Dizinin genç yıldızı konuştu!

GİRİŞ TARİHİ:  27.05.2011, 11:59 GÜNCELLEME TARİHİ:  27 Mayıs 2011 Cuma, 11:59

atv'nin yeni dizisi Babam Sağolsun, yayınlandığı ilk günden itibaren büyük ilgi gördü.

atv'nin yeni dizisi Babam Sağolsun, yayınlandığı ilk günden itibaren büyük ilgi gördü. Cuma günleri saat 20:00'da yayınlanan dizi, tipik bir Türk ailesinin hüzünlerini, sevinçlerini sıcak bir biçimde ekrana yansıtıyor. Dizide Settar Tanrıöğen'in canlandırdığı Ali Usta'nın oğlu İsmail rolünü oynayan Umut Kurt, merak edilenleri sabah.com.tr'ye anlattı. Röportaja başlamadan önce Settar Tanrıöğen'in (Ali Usta) içeri girmesiyle, dizide baba-oğulu canlandıran ikili birbirleriyle set dışında da çok iyi anlaştıklarını gösterdi. İşte Umut Kurt'un anlattıkları...

RÖPORTAJ: FULYA UGAN / SABAH İNTERNET

Nasıl gidiyor çekimler?

Çok güzel. Sanki 4-5 aydır birlikte çalışıyormuşuz gibi bir hava oluştu. Hem set hızlı işliyor hem de oyuncular birbirine çok hızlı adapte oldu. Çok büyük ustalar var sette. Bizim gibi çıraklar var.

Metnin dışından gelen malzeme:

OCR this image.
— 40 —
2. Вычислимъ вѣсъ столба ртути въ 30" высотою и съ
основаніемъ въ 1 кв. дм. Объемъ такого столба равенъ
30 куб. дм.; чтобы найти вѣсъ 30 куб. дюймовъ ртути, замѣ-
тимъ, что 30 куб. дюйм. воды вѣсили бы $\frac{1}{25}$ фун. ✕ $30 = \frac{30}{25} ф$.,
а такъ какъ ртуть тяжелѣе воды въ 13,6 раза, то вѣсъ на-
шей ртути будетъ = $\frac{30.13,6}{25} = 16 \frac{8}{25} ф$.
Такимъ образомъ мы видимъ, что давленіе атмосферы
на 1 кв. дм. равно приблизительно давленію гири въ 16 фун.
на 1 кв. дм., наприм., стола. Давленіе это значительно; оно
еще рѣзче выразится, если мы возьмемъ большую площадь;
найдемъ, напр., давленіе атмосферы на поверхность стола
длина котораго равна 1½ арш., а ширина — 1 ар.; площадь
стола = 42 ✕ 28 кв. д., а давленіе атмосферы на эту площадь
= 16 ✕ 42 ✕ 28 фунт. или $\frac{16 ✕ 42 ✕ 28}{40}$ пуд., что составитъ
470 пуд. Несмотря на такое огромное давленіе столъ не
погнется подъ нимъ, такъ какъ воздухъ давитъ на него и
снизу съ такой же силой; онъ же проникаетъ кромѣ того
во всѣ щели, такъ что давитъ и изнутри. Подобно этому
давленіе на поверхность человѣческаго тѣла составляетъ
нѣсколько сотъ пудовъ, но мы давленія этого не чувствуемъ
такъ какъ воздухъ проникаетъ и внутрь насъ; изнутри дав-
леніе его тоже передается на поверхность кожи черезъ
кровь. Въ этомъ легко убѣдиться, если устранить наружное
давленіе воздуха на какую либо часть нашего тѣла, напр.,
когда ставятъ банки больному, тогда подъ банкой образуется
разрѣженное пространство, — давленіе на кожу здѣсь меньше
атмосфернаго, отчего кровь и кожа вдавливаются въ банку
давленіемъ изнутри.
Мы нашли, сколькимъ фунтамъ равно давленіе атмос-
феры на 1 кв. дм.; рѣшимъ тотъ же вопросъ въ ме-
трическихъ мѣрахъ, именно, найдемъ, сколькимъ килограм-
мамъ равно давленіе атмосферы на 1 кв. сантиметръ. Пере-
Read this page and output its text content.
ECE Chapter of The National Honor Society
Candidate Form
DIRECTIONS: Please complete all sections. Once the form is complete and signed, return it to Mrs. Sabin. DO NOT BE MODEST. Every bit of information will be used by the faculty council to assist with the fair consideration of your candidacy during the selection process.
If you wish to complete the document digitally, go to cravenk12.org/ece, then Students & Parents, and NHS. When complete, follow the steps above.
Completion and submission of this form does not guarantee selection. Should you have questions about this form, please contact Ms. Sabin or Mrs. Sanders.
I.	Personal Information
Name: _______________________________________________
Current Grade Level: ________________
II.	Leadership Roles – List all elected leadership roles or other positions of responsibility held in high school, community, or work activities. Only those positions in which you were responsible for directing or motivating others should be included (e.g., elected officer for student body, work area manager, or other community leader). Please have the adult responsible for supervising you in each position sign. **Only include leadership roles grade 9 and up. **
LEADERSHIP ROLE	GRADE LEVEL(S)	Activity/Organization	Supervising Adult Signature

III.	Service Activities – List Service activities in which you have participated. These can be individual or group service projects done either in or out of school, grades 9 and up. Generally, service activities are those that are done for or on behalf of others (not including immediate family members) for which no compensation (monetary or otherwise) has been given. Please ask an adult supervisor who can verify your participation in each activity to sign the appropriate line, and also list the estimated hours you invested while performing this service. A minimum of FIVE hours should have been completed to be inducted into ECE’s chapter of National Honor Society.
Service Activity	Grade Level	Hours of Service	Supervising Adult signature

Dizideki gibi sette de aile gibisiniz...
Sette tam bir aile havası var.

Dizide gördüğümüz sıcaklık sette de var ozaman...
Set biraz daha eğlenceli. Saz çalıyoruz, oyun oynuyoruz, börek yapıyoruz. Settar abi bize burada yemek yapıyor.

Settar bey biraz sert duruyor...
Öyledir, babam diye söylemiyorum serttir. (gülüyor)
Bu projede yer almanız nasıl oldu?
Valla başka işler görüşürken bir anda kendimi bu sette buldum. Herkesin biraz aşağı yukarı böyle oldu. Settar abinin de çok büyük etkisi oldu.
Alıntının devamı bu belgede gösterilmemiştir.